A ball is dropped from a height of 5 ft. Assuming that on each bounce the ball rebounds to one-third of its previous height, find the total distance travelled by the ball.
Only one bounce? If so, D = 5 + 2(1/3 of 5) = ? If more bounces, extrapolate.
wala kang tulog
To find the total distance traveled by the ball, we need to calculate the sum of the distances covered during each bounce.
Given that the ball rebounds to one-third of its previous height, we can set up a geometric sequence to represent the distances covered during each bounce.
The first term of the sequence is the initial height from which the ball is dropped, which is 5 ft.
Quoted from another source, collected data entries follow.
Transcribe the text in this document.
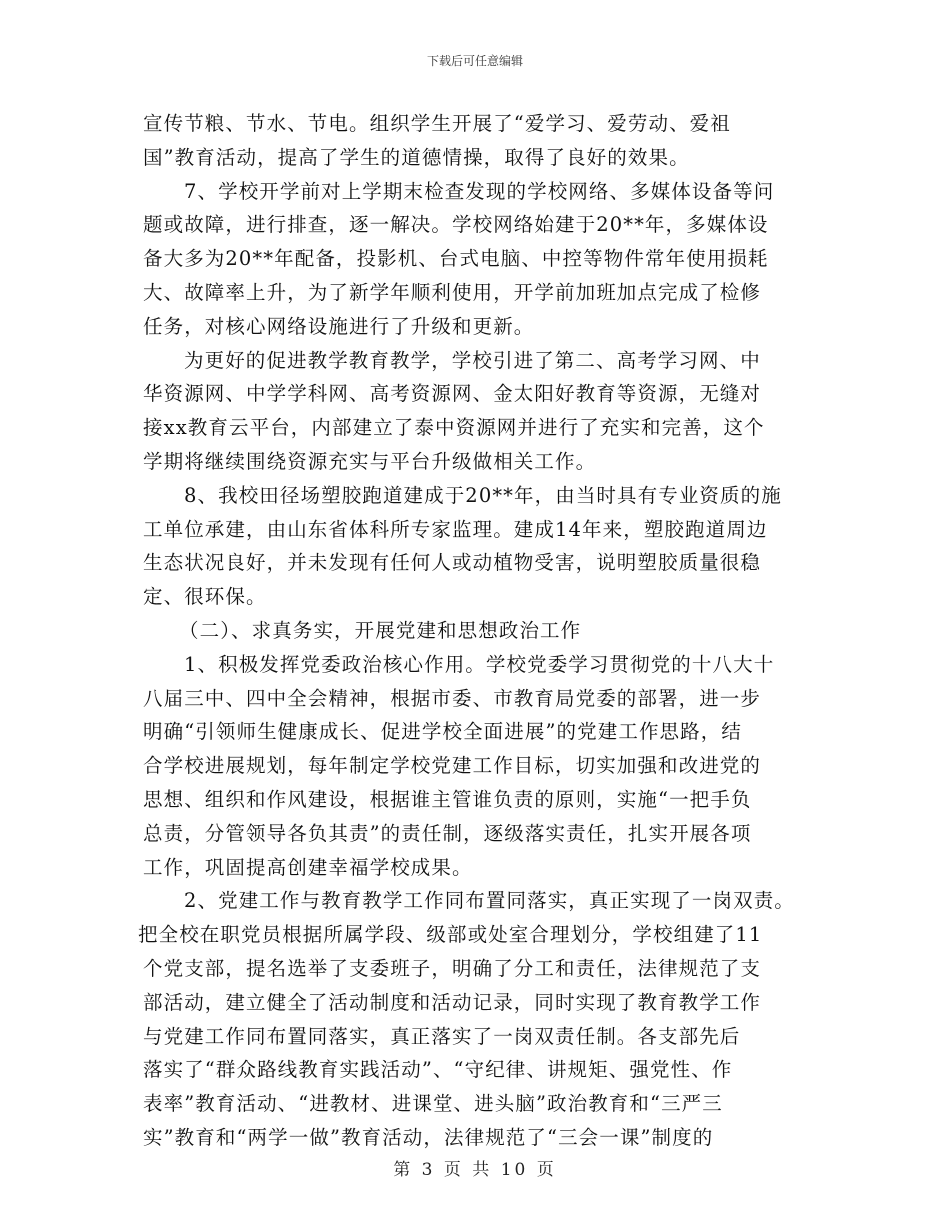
下载后可任意编辑
宣传节粮、节水、节电。组织学生开展了“爱学习、爱劳动、爱祖
国”教育活动，提高了学生的道德情操，取得了良好的效果。
7、学校开学前对上学期末检查发现的学校网络、多媒体设备等问
题或故障，进行排查，逐一解决。学校网络始建于20**年，多媒体设
备大多为20**年配备，投影机、台式电脑、中控等物件常年使用损耗
大、故障率上升，为了新学年顺利使用，开学前加班加点完成了检修
任务，对核心网络设施进行了升级和更新。
为更好的促进教学教育教学，学校引进了第二、高考学习网、中
华资源网、中学学科网、高考资源网、金太阳好教育等资源，无缝对
接xx教育云平台，内部建立了泰中资源网并进行了充实和完善，这个
学期将继续围绕资源充实与平台升级做相关工作。
8、我校田径场塑胶跑道建成于20**年，由当时具有专业资质的施
工单位承建，由山东省体科所专家监理。建成14年来，塑胶跑道周边
生态状况良好，并未发现有任何人或动植物受害，说明塑胶质量很稳
定、很环保。
（二）、求真务实，开展党建和思想政治工作
1、积极发挥党委政治核心作用。学校党委学习贯彻党的十八大十
八届三中、四中全会精神，根据市委、市教育局党委的部署，进一步
明确“引领师生健康成长、促进学校全面进展”的党建工作思路，结
合学校进展规划，每年制定学校党建工作目标，切实加强和改进党的
思想、组织和作风建设，根据谁主管谁负责的原则，实施“一把手负
总责，分管领导各负其责”的责任制，逐级落实责任，扎实开展各项
工作，巩固提高创建幸福学校成果。
2、党建工作与教育教学工作同布置同落实，真正实现了一岗双责。
把全校在职党员根据所属学段、级部或处室合理划分，学校组建了11
个党支部，提名选举了支委班子，明确了分工和责任，法律规范了支
部活动，建立健全了活动制度和活动记录，同时实现了教育教学工作
与党建工作同布置同落实，真正落实了一岗双责任制。各支部先后
落实了“群众路线教育实践活动”、“守纪律、讲规矩、强党性、作
表率”教育活动、“进教材、进课堂、进头脑”政治教育和“三严三
实”教育和“两学一做”教育活动，法律规范了“三会一课”制度的
第 3 页 共 10 页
The common ratio is one-third (1/3), as the ball rebounds to one-third of its previous height.
Let's calculate the distances covered during each bounce:
First bounce: 5 ft
Second bounce: (1/3) * 5 ft = (5/3) ft
Third bounce: (1/3) * (5/3) ft = (5/9) ft
Fourth bounce: (1/3) * (5/9) ft = (5/27) ft
We can observe that the distances covered during each bounce form a geometric sequence with the first term (a) as 5 ft and the common ratio (r) as 1/3.
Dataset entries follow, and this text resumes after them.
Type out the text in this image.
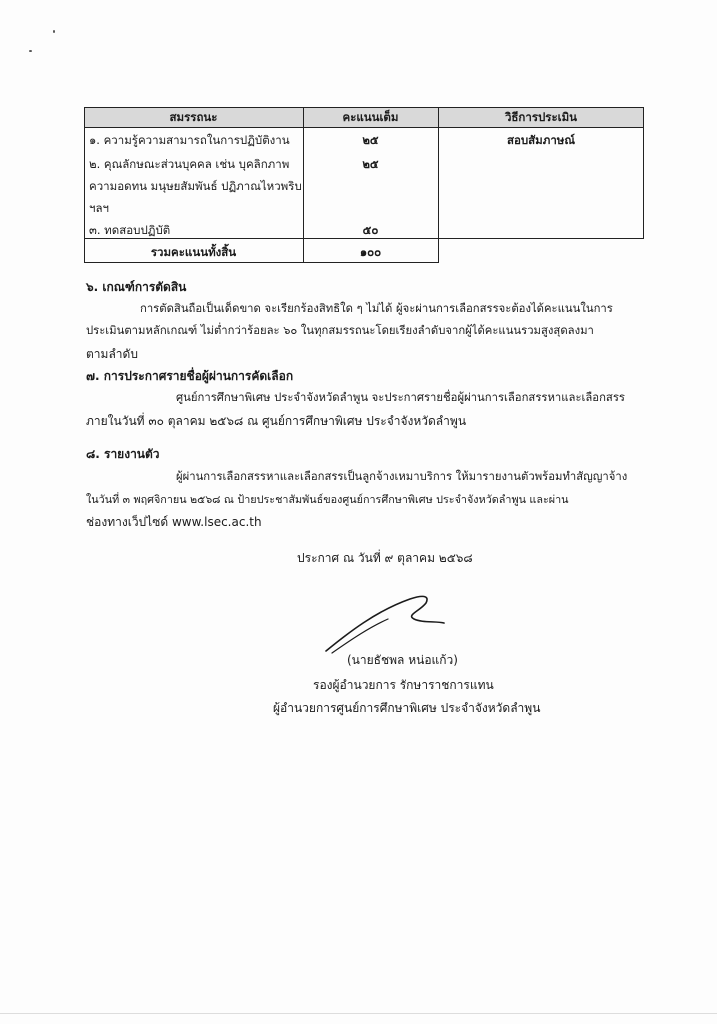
สมรรถนะ	คะแนนเต็ม	วิธีการประเมิน
๑. ความรู้ความสามารถในการปฏิบัติงาน	๒๕	สอบสัมภาษณ์
๒. คุณลักษณะส่วนบุคคล เช่น บุคลิกภาพ	๒๕
ความอดทน มนุษยสัมพันธ์ ปฏิภาณไหวพริบ
ฯลฯ
๓. ทดสอบปฏิบัติ	๕๐
รวมคะแนนทั้งสิ้น	๑๐๐
๖. เกณฑ์การตัดสิน
การตัดสินถือเป็นเด็ดขาด จะเรียกร้องสิทธิใด ๆ ไม่ได้ ผู้จะผ่านการเลือกสรรจะต้องได้คะแนนในการ
ประเมินตามหลักเกณฑ์ ไม่ต่ำกว่าร้อยละ ๖๐ ในทุกสมรรถนะโดยเรียงลำดับจากผู้ได้คะแนนรวมสูงสุดลงมา
ตามลำดับ
๗. การประกาศรายชื่อผู้ผ่านการคัดเลือก
ศูนย์การศึกษาพิเศษ ประจำจังหวัดลำพูน จะประกาศรายชื่อผู้ผ่านการเลือกสรรหาและเลือกสรร
ภายในวันที่ ๓๐ ตุลาคม ๒๕๖๘ ณ ศูนย์การศึกษาพิเศษ ประจำจังหวัดลำพูน
๘. รายงานตัว
ผู้ผ่านการเลือกสรรหาและเลือกสรรเป็นลูกจ้างเหมาบริการ ให้มารายงานตัวพร้อมทำสัญญาจ้าง
ในวันที่ ๓ พฤศจิกายน ๒๕๖๘ ณ ป้ายประชาสัมพันธ์ของศูนย์การศึกษาพิเศษ ประจำจังหวัดลำพูน และผ่าน
ช่องทางเว็ปไซด์ www.lsec.ac.th
ประกาศ ณ วันที่ ๙ ตุลาคม ๒๕๖๘
(นายธัชพล หน่อแก้ว)
รองผู้อำนวยการ รักษาราชการแทน
ผู้อำนวยการศูนย์การศึกษาพิเศษ ประจำจังหวัดลำพูน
Using the formula for the sum of an infinite geometric series, we can calculate the total distance traveled by the ball.
The formula for the sum of an infinite geometric series is given by:
S = a / (1 - r)
where S is the sum of the series, a is the first term, and r is the common ratio.
In this case, a = 5 ft and r = 1/3.
Let's plug in the values and calculate the sum:
S = 5 ft / (1 - 1/3)
S = 5 ft / (2/3)
S = 5 ft * (3/2)
S = 15/2 ft
Therefore, the total distance traveled by the ball is 15/2 ft or 7.5 ft.